選択式の場合・アパート経営が専業の場合→自営業

・アパート経営が副業の場合→本業(会社員、医師など)

・アパート経営を法人化している場合→会社役員、会社社長

自由記入式の場合・不動産貸付業

・不動産賃貸業

 

なお、カードやローンの審査基準は各社によって異なるため、上記の書き方で必ず審査が通るものではありません。記入方法で悩んだ時は、申し込み前に担当者へ現状を伝えて記入方法を聞くのもおすすめです。

 

子どもの学校や習い事の職業欄の場合

子どもの学校や習い事の提出資料に職業欄がある場合は、緊急時のお迎えや学校行事へ参加しやすい職業か確認する目的があります。職業欄を記入する時は自営業や個人事業主、不動産賃貸業など、わかりやすい職業名を記入するのがおすすめです。

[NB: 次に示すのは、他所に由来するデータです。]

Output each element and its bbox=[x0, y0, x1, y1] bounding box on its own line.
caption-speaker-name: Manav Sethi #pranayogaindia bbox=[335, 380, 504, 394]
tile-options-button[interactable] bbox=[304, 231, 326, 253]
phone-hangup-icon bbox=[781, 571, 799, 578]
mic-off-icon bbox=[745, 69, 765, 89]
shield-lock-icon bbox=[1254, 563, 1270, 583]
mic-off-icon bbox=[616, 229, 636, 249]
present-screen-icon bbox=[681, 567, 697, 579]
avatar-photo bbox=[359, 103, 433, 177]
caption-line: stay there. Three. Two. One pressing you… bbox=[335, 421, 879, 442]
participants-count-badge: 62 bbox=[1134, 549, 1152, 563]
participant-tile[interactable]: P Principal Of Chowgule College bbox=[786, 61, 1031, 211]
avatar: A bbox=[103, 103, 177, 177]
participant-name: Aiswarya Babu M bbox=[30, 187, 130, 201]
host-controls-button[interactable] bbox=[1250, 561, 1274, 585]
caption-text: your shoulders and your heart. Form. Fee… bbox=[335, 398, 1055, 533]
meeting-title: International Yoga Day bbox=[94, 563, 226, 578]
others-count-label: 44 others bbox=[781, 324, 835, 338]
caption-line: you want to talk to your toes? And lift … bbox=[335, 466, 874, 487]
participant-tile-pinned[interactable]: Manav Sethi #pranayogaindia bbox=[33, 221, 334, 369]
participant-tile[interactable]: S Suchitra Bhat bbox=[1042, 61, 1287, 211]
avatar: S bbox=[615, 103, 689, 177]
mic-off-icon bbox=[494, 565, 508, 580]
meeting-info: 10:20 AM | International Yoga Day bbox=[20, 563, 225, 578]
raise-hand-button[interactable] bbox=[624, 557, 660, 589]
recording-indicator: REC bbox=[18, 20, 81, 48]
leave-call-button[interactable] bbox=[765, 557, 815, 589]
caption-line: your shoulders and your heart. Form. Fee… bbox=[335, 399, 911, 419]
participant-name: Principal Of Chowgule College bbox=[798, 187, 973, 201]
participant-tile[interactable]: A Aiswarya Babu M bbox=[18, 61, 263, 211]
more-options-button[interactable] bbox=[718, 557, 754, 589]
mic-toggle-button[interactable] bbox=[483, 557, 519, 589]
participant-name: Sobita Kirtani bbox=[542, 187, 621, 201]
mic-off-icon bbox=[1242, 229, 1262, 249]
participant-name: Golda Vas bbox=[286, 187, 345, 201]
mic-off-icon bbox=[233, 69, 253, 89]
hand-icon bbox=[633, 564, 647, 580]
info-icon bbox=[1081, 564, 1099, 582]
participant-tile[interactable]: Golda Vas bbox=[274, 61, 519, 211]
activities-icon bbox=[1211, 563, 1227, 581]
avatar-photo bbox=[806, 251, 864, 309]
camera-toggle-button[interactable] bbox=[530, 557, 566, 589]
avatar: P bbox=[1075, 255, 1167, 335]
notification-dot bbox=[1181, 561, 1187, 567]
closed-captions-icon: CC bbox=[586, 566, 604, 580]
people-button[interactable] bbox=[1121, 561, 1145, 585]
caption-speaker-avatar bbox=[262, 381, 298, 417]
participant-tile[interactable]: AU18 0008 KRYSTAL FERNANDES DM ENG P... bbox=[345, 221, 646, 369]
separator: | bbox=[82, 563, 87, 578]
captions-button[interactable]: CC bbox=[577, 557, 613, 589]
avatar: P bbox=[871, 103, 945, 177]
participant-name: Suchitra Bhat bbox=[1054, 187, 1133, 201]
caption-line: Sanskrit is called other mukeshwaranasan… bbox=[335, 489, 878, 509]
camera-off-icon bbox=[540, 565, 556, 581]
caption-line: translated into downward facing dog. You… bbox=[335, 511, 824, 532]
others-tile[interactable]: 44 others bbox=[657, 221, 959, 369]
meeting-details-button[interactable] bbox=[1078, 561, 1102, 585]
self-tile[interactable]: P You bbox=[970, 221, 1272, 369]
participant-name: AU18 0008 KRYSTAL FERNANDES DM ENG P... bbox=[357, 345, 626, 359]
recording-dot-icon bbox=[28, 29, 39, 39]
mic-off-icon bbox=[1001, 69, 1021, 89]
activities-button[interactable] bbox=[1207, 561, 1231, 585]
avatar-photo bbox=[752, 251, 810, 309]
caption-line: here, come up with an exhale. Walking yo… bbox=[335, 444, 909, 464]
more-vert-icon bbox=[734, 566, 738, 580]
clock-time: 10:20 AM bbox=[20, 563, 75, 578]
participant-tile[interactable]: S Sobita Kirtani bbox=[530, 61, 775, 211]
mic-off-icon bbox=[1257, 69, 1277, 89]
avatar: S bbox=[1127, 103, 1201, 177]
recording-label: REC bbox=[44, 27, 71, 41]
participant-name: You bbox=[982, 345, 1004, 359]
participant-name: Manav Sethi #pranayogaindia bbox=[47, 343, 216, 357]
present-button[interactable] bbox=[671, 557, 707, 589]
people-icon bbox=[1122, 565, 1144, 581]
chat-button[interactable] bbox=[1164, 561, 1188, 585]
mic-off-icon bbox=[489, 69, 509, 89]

ただし、学校や習い事によっては、PTAなどの役員候補に選ばれたり、習い事の送迎やイベントのお手伝いを頼まれたりする可能性もあります。あまり表立った役割をしたくない場合は、記載方法に工夫が必要です。また、ほかの保護者にアパート経営がバレたくない場合も、自営業や個人事業主など少しぼかして記入するほうが良いでしょう。

まとめ

 

アパート経営は形態によって職業の書き方に悩みがちです。確定申告や国勢調査のように職業分類が決まっている場合は、記載された通りに選択すれば問題ありません。自由記入式の場合は「不動産貸付業」や「不動産賃貸業」を選ぶと良いでしょう。クレジットカードやローンの審査など信用問題が関わってくる場合は、現状に近しい職業を記入するのがおすすめです。

いずれにしても職業欄には、なぜ職業を書く必要があるのか、なんの目的で聞かれているのかを考えて記入するとわかりやすいのではないでしょうか。迷ったときは書類の記載例を確認したり、書類を提出する部署や担当者に問い合わせたりしてみましょう。